I’m sure you’ve heard the adage “Never go to bed angry.” It’s age-old advice that I’ve heard repeated a lot. I was actually just at a wedding where the officiant said this to the about-to-be-wed couple and told them it was the only thing about marriage they needed to know. It’s traditional wedding day advice, but I’ve honestly never been one for tradition for tradition’s stake. And I have to say that I really disagree with it. You have to go to bed angry sometimes when you’re dating or married to someone. I actually think it can be good for your relationship to go to bed angry every now and then. Here’s why.
You need sleep
I have a friend couple and they’re totally my couple crush. I think everything about them and their relationship is great. And one time the woman in the couple said to me, “If I didn’t go to bed angry at him, I’d never get any sleep!” That really cracked me up. But, it’s true. You need to sleep! Don’t force yourself to stay up hashing out this argument so you’re exhausted and unproductive the next day…and probably the whole following week.
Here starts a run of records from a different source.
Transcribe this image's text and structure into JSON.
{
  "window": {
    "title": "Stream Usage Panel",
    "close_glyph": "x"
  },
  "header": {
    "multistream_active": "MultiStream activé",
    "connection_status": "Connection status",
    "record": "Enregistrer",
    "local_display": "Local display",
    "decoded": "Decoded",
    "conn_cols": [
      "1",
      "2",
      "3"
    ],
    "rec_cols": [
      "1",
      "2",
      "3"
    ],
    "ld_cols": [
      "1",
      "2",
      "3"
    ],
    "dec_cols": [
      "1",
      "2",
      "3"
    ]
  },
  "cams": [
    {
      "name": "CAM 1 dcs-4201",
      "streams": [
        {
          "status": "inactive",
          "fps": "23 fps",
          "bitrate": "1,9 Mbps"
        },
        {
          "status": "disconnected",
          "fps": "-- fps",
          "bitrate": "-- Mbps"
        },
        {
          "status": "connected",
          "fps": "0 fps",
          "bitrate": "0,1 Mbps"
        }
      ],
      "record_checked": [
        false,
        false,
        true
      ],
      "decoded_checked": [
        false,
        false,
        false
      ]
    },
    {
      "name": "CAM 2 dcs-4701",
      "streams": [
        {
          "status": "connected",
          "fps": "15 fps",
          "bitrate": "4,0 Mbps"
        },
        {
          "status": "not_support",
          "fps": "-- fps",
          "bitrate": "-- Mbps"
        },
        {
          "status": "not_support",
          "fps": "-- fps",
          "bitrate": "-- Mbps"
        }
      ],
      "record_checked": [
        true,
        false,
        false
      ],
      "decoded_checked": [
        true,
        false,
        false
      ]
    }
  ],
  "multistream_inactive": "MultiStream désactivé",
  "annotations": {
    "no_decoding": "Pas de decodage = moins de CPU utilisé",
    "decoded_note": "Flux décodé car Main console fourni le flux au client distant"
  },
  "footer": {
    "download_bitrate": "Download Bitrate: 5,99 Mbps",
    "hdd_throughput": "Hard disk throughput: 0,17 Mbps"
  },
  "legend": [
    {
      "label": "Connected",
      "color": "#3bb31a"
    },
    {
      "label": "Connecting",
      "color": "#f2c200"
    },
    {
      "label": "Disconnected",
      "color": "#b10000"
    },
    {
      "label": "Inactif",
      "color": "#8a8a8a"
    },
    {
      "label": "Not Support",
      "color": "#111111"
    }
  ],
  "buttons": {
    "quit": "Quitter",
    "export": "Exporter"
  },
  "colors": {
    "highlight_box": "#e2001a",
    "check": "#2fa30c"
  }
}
I know with me, one bad night of sleep can wreck my week. Plus, when you’re over tired, you’re not thinking clearly and you’re more emotional. That’s not a great way to tackle a sensitive issue your boo and you are debating. Give yourself you best chance of having a productive conversation by getting a good night’s sleep and revisiting the issue in the morning.
Time helps everything
A ticking clock can sometimes be your best friend. When you’re ragingly mad at your partner, it definitely is. Sometimes those eight hours of sleep are all you need to simmer down to a point where your anger can be productive instead of destructive in the relationship. Sleep is a mandatory time out from thinking and stewing and spinning and that can be a very good thing when the stakes are high and emotions are higher. Let time help you out by taking the night to sleep. Truly, everything looks better in the morning.
Hard to be mad at a sleeper
And some things look better in the middle of the night, too. When a man is asleep, it’s just about the most adorable he can be to me. So, when I’m in a fight with a man I’m dating, going to be angry can be a really good thing because when I wake up in the middle of the night and look at him, it melts my heart. I’m reminded of everything I love about him and it makes it much easier for me to see his side of the argument or trust that his intentions are good, even if we’re disagreeing. I can’t imagine a person on this planet who doesn’t look adorable when they’re asleep. So, I think a little midnight glimpse of your partner could help thaw an icy situation. And you’ve got to go to sleep angry for that to happen.
More power to the angry sleepers out there! I’m with you and I feel like we’re not represented enough in relationship advice. We should start a revolution…after a good night’s sleep, of course.